I’m pretty sure that someone has already thought about it and researched it extensively, but I’m having trouble finding any materials or even keywords to look for, for the idea that I was thinking about recently.
I thought about this concept, where in distributed systems, actual computation and processing would happen on the network, rather than on nodes (server or client) on their way from the source to the destination. Where network routers in addition to routing network packets to the next node until delivered to the destination, they would also execute some embedded instructions in those packets.
So for example a network packet would be split into two areas: data and instructions (+ some headers) And when a router routes a packet to the next router, it would send a transformed packet according to the embedded instructions:
+----------------------+
|Network Packet Headers|
+----------------------+
| DATA SLOT 1 |
| DATA SLOT 2 |
| .......... |
| DATA SLOT N |
+----------------------+
| Increment slot1 |
| SLOT3 = SLOT1 + SLOT2|
+----------------------+
| instruction ptr |
+----------------------+
So that by the time those network packets would get to their destination, a portion of it (depending on how many hoops it had to go through) would already be computed (say audio decoded, etc..) offloading both endpoints.

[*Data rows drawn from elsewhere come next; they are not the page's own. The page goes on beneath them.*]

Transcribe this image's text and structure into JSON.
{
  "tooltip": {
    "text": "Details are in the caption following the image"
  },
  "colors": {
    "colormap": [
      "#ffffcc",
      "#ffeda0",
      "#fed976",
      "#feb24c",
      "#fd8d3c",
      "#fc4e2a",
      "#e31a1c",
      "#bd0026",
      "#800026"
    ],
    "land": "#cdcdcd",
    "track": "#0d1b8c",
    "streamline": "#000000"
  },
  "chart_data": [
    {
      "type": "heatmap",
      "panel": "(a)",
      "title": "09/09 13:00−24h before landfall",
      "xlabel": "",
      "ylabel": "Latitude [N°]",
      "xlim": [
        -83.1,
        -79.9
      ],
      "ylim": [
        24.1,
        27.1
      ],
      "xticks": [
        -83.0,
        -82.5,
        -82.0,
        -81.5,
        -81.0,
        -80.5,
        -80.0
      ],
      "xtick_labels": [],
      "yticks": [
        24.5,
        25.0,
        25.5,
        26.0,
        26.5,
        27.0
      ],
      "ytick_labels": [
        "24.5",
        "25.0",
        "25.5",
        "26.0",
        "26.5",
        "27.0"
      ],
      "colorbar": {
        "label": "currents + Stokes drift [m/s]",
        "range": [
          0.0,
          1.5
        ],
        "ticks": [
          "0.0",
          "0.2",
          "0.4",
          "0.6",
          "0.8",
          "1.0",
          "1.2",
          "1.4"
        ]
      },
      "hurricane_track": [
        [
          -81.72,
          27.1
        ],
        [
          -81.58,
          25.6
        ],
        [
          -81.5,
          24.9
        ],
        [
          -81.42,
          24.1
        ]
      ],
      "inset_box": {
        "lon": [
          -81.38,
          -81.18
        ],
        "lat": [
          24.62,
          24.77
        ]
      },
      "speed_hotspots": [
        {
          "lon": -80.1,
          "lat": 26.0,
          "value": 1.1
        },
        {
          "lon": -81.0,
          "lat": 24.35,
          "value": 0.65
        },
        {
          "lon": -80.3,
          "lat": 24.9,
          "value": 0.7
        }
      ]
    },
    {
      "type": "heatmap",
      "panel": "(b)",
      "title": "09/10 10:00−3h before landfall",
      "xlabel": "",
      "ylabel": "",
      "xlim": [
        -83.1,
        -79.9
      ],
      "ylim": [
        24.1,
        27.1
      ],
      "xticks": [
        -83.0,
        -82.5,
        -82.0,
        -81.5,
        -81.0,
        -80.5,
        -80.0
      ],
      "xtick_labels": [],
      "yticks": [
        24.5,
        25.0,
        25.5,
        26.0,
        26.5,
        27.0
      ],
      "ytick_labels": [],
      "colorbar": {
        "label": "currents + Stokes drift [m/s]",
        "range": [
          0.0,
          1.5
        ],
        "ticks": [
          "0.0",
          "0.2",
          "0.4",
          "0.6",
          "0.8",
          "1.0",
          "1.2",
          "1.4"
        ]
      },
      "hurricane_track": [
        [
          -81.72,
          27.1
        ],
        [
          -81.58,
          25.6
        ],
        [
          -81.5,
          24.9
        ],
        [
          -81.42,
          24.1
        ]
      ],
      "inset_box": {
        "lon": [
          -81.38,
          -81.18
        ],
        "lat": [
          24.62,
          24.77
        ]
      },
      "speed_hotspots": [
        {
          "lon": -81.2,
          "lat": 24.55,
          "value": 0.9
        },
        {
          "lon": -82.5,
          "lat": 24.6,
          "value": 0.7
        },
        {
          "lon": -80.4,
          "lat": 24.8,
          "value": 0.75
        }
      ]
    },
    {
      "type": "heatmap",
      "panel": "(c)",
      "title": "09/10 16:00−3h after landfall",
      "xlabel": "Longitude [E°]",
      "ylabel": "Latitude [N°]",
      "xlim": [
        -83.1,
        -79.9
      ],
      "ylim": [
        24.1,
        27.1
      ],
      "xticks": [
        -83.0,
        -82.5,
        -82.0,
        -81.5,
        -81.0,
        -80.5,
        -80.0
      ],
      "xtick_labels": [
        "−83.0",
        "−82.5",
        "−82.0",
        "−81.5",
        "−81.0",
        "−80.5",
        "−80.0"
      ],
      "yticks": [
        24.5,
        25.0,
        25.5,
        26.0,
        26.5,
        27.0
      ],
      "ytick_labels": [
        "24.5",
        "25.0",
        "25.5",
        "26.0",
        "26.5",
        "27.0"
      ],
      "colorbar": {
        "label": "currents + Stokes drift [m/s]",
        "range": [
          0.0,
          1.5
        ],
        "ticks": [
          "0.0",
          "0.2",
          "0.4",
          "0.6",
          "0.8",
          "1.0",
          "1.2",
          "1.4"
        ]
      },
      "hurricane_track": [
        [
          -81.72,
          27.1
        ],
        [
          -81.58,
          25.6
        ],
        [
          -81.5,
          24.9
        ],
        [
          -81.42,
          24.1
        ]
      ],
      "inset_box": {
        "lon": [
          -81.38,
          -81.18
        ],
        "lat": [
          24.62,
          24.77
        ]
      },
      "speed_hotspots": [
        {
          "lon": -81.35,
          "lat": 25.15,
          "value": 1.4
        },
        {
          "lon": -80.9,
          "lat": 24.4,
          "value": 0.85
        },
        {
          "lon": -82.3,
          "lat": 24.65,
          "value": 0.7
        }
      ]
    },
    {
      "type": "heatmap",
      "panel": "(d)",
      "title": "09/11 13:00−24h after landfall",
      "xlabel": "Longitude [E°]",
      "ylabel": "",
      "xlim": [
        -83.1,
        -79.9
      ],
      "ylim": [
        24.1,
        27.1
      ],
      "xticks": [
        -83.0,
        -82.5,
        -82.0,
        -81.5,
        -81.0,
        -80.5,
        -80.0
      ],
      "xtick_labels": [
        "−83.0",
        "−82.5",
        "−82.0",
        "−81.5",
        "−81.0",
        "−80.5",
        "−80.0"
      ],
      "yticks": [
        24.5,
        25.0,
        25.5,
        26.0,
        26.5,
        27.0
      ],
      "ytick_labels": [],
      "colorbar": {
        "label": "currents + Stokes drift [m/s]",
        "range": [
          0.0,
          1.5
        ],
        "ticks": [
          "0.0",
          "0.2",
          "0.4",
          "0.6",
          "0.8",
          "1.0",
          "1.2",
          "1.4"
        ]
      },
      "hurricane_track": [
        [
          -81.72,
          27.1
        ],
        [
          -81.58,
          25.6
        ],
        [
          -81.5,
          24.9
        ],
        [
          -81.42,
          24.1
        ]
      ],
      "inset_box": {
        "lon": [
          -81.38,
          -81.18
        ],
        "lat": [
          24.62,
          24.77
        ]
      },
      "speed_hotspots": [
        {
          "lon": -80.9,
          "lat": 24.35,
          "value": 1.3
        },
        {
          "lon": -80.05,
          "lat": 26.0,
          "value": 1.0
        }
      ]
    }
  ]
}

Routers are technically capable of doing this. They do process data based on network packet’s values – like choosing where to send the packet next basing on the IP header. There is nothing stopping them from being utilized as “the real cloud”, right? Each router would execute one packet or a couple of instructions from that packet (and update the instruction pointer) depending on it’s HW resources and capabilities. So a network packet would be a stack frame rather than just a network packet.

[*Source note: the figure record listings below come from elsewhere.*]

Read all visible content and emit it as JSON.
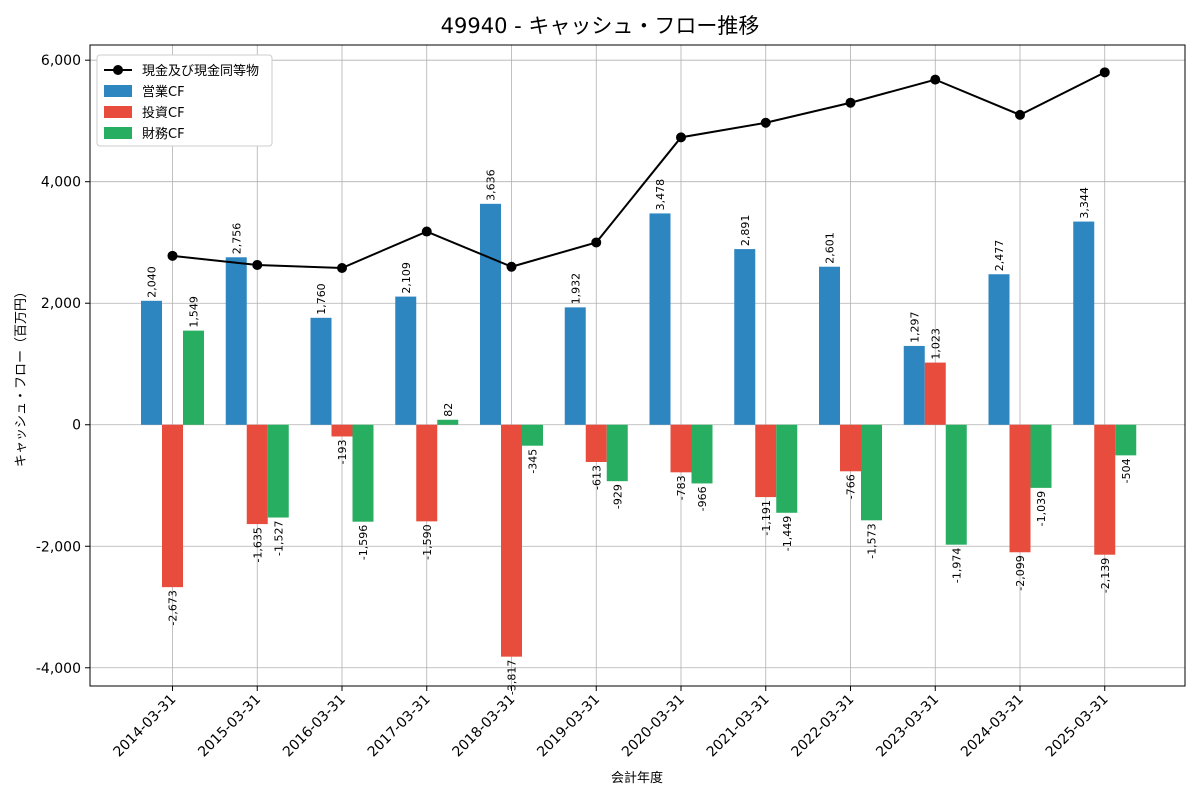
{
  "chart_data": {
    "type": "bar",
    "title": "49940 - キャッシュ・フロー推移",
    "xlabel": "会計年度",
    "ylabel": "キャッシュ・フロー（百万円）",
    "ylim": [
      -4300,
      6250
    ],
    "yticks": [
      -4000,
      -2000,
      0,
      2000,
      4000,
      6000
    ],
    "ytick_labels": [
      "-4,000",
      "-2,000",
      "0",
      "2,000",
      "4,000",
      "6,000"
    ],
    "grid": true,
    "legend_position": "top-left",
    "categories": [
      "2014-03-31",
      "2015-03-31",
      "2016-03-31",
      "2017-03-31",
      "2018-03-31",
      "2019-03-31",
      "2020-03-31",
      "2021-03-31",
      "2022-03-31",
      "2023-03-31",
      "2024-03-31",
      "2025-03-31"
    ],
    "series": [
      {
        "name": "営業CF",
        "type": "bar",
        "color": "#2e86c1",
        "values": [
          2040,
          2756,
          1760,
          2109,
          3636,
          1932,
          3478,
          2891,
          2601,
          1297,
          2477,
          3344
        ],
        "labels": [
          "2,040",
          "2,756",
          "1,760",
          "2,109",
          "3,636",
          "1,932",
          "3,478",
          "2,891",
          "2,601",
          "1,297",
          "2,477",
          "3,344"
        ]
      },
      {
        "name": "投資CF",
        "type": "bar",
        "color": "#e74c3c",
        "values": [
          -2673,
          -1635,
          -193,
          -1590,
          -3817,
          -613,
          -783,
          -1191,
          -766,
          1023,
          -2099,
          -2139
        ],
        "labels": [
          "-2,673",
          "-1,635",
          "-193",
          "-1,590",
          "-3,817",
          "-613",
          "-783",
          "-1,191",
          "-766",
          "1,023",
          "-2,099",
          "-2,139"
        ]
      },
      {
        "name": "財務CF",
        "type": "bar",
        "color": "#27ae60",
        "values": [
          1549,
          -1527,
          -1596,
          82,
          -345,
          -929,
          -966,
          -1449,
          -1573,
          -1974,
          -1039,
          -504
        ],
        "labels": [
          "1,549",
          "-1,527",
          "-1,596",
          "82",
          "-345",
          "-929",
          "-966",
          "-1,449",
          "-1,573",
          "-1,974",
          "-1,039",
          "-504"
        ]
      },
      {
        "name": "現金及び現金同等物",
        "type": "line",
        "color": "#000000",
        "values": [
          2780,
          2630,
          2580,
          3180,
          2600,
          3000,
          4730,
          4970,
          5300,
          5680,
          5100,
          5800
        ]
      }
    ]
  }
}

Of course, there is a whole class of problems associated with this model, like properly partitioning data (or even the ability to do so.), but it’s all based on old concepts from heterogeneous computing and functional programming.

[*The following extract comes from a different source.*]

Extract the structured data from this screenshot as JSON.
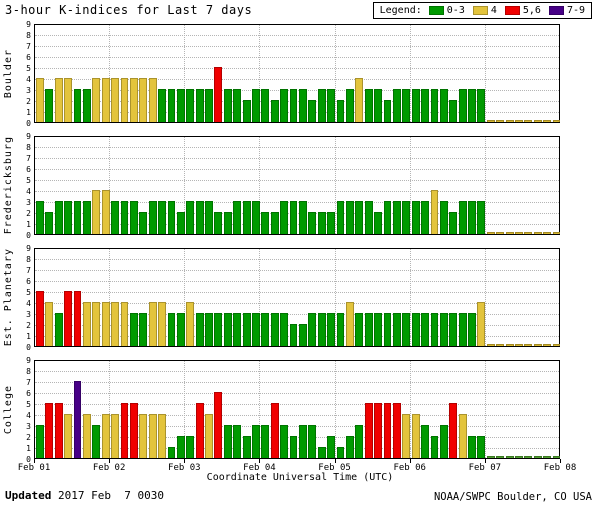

Could someone please point me to any research, materials or projects that deal with similar concepts?
Thanks!
5
Routers are very specialized and optimized to do just what they do very well. Why would you want to burden them with extraneous tasks, and why would the providers of network infrastructure be interested in adding this to their burden?
I can’t think of any general computational task that this kind of methodology would be useful for, but perhaps some kind of network specific task could be considered, for example some kind of “onion” routing, to help conceal the origin of network traffic, or conversely adding some tracking information about conditions along along the route.